栞を裏返すと、小さく「S」と「K」の文字が彫られているのが見える。私は息を呑む。
「これは俺の分。もう1枚は……どこかにあるはずなんだけど」
聡さんがそう言って、苦笑いする。
私はその言葉に、自分の過去を重ねてしまう。
母に何かを預けるどころか、ただ「ダメな子」と突き放されてきた私。
栞の冷たい感触を指で押さえながら、思う。
私には、こんな大事なものを預けられる資格なんてない。
「私には、やっぱり、勿体ないものだよ」
ぽつりと呟くと、聡さんが私の顔を見た。
深い瞳に、優しさと何か切ない影が混じる。
「君に渡したのは、ただの気まぐれじゃないよ」
その言葉が、胸に刺さる。
私なんかに?言葉にできない感情が湧き上がる。
それはーー喜びだった。
彼の声一言ひとことに、吸い寄せられるように耳を傾ける。彼のやさしい言葉が枯れた大地を潤すように染み渡る。

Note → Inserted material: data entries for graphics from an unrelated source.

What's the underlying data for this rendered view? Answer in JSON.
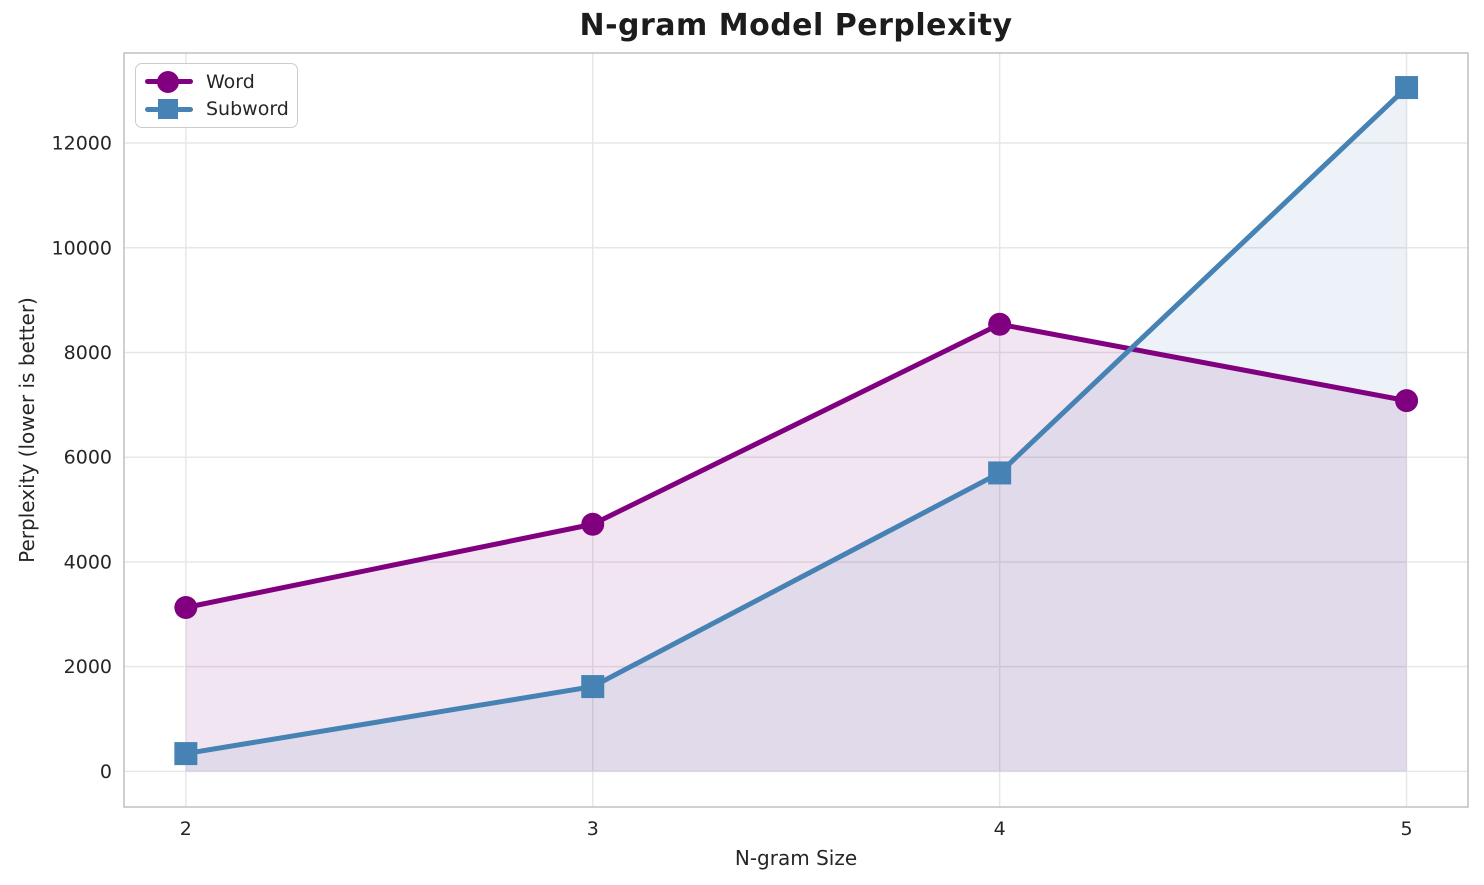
{
  "chart_data": {
    "type": "line",
    "title": "N-gram Model Perplexity",
    "xlabel": "N-gram Size",
    "ylabel": "Perplexity (lower is better)",
    "x": [
      2,
      3,
      4,
      5
    ],
    "series": [
      {
        "name": "Word",
        "marker": "circle",
        "color": "#800080",
        "fill": "rgba(128,0,128,0.1)",
        "values": [
          3130,
          4720,
          8540,
          7080
        ]
      },
      {
        "name": "Subword",
        "marker": "square",
        "color": "#4682b4",
        "fill": "rgba(70,130,180,0.1)",
        "values": [
          340,
          1620,
          5700,
          13060
        ]
      }
    ],
    "xticks": [
      2,
      3,
      4,
      5
    ],
    "yticks": [
      0,
      2000,
      4000,
      6000,
      8000,
      10000,
      12000
    ],
    "xlim": [
      1.848,
      5.151
    ],
    "ylim": [
      -680,
      13720
    ],
    "fill_baseline": 0,
    "grid": true,
    "legend_position": "upper left",
    "grid_color": "#e7e7e7",
    "spine_color": "#c4c4c4",
    "text_color": "#262626"
  }
}
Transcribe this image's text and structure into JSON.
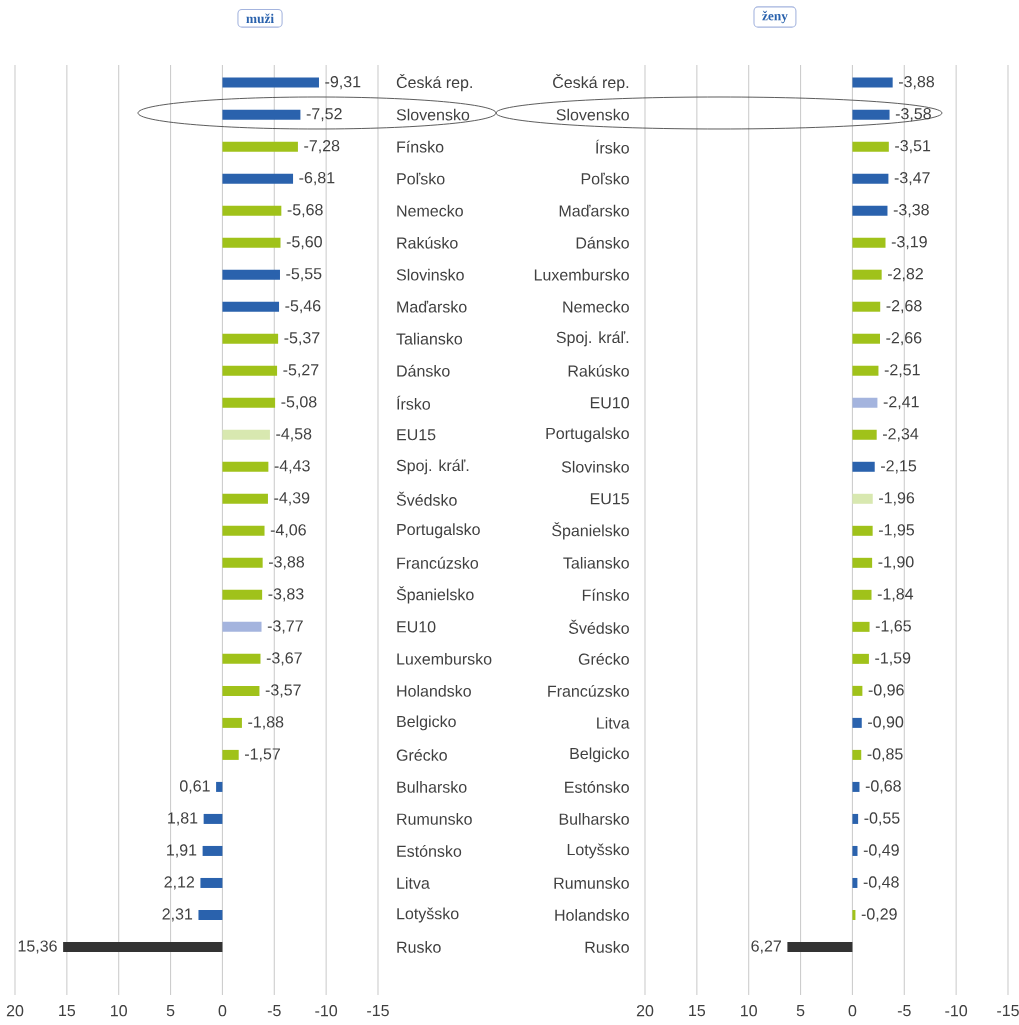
{
  "chart_data": [
    {
      "type": "bar",
      "orientation": "horizontal",
      "title": "muži",
      "categories": [
        "Česká rep.",
        "Slovensko",
        "Fínsko",
        "Poľsko",
        "Nemecko",
        "Rakúsko",
        "Slovinsko",
        "Maďarsko",
        "Taliansko",
        "Dánsko",
        "Írsko",
        "EU15",
        "Spoj. kráľ.",
        "Švédsko",
        "Portugalsko",
        "Francúzsko",
        "Španielsko",
        "EU10",
        "Luxembursko",
        "Holandsko",
        "Belgicko",
        "Grécko",
        "Bulharsko",
        "Rumunsko",
        "Estónsko",
        "Litva",
        "Lotyšsko",
        "Rusko"
      ],
      "values": [
        -9.31,
        -7.52,
        -7.28,
        -6.81,
        -5.68,
        -5.6,
        -5.55,
        -5.46,
        -5.37,
        -5.27,
        -5.08,
        -4.58,
        -4.43,
        -4.39,
        -4.06,
        -3.88,
        -3.83,
        -3.77,
        -3.67,
        -3.57,
        -1.88,
        -1.57,
        0.61,
        1.81,
        1.91,
        2.12,
        2.31,
        15.36
      ],
      "value_labels": [
        "-9,31",
        "-7,52",
        "-7,28",
        "-6,81",
        "-5,68",
        "-5,60",
        "-5,55",
        "-5,46",
        "-5,37",
        "-5,27",
        "-5,08",
        "-4,58",
        "-4,43",
        "-4,39",
        "-4,06",
        "-3,88",
        "-3,83",
        "-3,77",
        "-3,67",
        "-3,57",
        "-1,88",
        "-1,57",
        "0,61",
        "1,81",
        "1,91",
        "2,12",
        "2,31",
        "15,36"
      ],
      "colors": [
        "#2a62ad",
        "#2a62ad",
        "#a0c21a",
        "#2a62ad",
        "#a0c21a",
        "#a0c21a",
        "#2a62ad",
        "#2a62ad",
        "#a0c21a",
        "#a0c21a",
        "#a0c21a",
        "#d8e8b0",
        "#a0c21a",
        "#a0c21a",
        "#a0c21a",
        "#a0c21a",
        "#a0c21a",
        "#a4b4de",
        "#a0c21a",
        "#a0c21a",
        "#a0c21a",
        "#a0c21a",
        "#2a62ad",
        "#2a62ad",
        "#2a62ad",
        "#2a62ad",
        "#2a62ad",
        "#333333"
      ],
      "xlim": [
        20,
        -15
      ],
      "xticks": [
        20,
        15,
        10,
        5,
        0,
        -5,
        -10,
        -15
      ],
      "grid": "x"
    },
    {
      "type": "bar",
      "orientation": "horizontal",
      "title": "ženy",
      "categories": [
        "Česká rep.",
        "Slovensko",
        "Írsko",
        "Poľsko",
        "Maďarsko",
        "Dánsko",
        "Luxembursko",
        "Nemecko",
        "Spoj. kráľ.",
        "Rakúsko",
        "EU10",
        "Portugalsko",
        "Slovinsko",
        "EU15",
        "Španielsko",
        "Taliansko",
        "Fínsko",
        "Švédsko",
        "Grécko",
        "Francúzsko",
        "Litva",
        "Belgicko",
        "Estónsko",
        "Bulharsko",
        "Lotyšsko",
        "Rumunsko",
        "Holandsko",
        "Rusko"
      ],
      "values": [
        -3.88,
        -3.58,
        -3.51,
        -3.47,
        -3.38,
        -3.19,
        -2.82,
        -2.68,
        -2.66,
        -2.51,
        -2.41,
        -2.34,
        -2.15,
        -1.96,
        -1.95,
        -1.9,
        -1.84,
        -1.65,
        -1.59,
        -0.96,
        -0.9,
        -0.85,
        -0.68,
        -0.55,
        -0.49,
        -0.48,
        -0.29,
        6.27
      ],
      "value_labels": [
        "-3,88",
        "-3,58",
        "-3,51",
        "-3,47",
        "-3,38",
        "-3,19",
        "-2,82",
        "-2,68",
        "-2,66",
        "-2,51",
        "-2,41",
        "-2,34",
        "-2,15",
        "-1,96",
        "-1,95",
        "-1,90",
        "-1,84",
        "-1,65",
        "-1,59",
        "-0,96",
        "-0,90",
        "-0,85",
        "-0,68",
        "-0,55",
        "-0,49",
        "-0,48",
        "-0,29",
        "6,27"
      ],
      "colors": [
        "#2a62ad",
        "#2a62ad",
        "#a0c21a",
        "#2a62ad",
        "#2a62ad",
        "#a0c21a",
        "#a0c21a",
        "#a0c21a",
        "#a0c21a",
        "#a0c21a",
        "#a4b4de",
        "#a0c21a",
        "#2a62ad",
        "#d8e8b0",
        "#a0c21a",
        "#a0c21a",
        "#a0c21a",
        "#a0c21a",
        "#a0c21a",
        "#a0c21a",
        "#2a62ad",
        "#a0c21a",
        "#2a62ad",
        "#2a62ad",
        "#2a62ad",
        "#2a62ad",
        "#a0c21a",
        "#333333"
      ],
      "xlim": [
        20,
        -15
      ],
      "xticks": [
        20,
        15,
        10,
        5,
        0,
        -5,
        -10,
        -15
      ],
      "grid": "x"
    }
  ]
}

閉店間際、聡さんが「まあ、お下がりってのも味気ないと思って。」と私に小さな紙袋を渡す。
中には、栞と同じ葉の模様が描かれたコースターが入っていた。
「お揃い」
彼がいたずらに笑うと、私は小さく「ありがとう」と返す。
店を出て、夜道を歩きながら、コースターが入った紙袋を握る。
携帯には母の着信履歴が残っていた。
でも今は、残る栞の冷たい感触が、なぜか私の手を温かくしている気がした。
歩きながら、ふと空を見上げる。
雲の隙間から、月がふわりと私を照らした。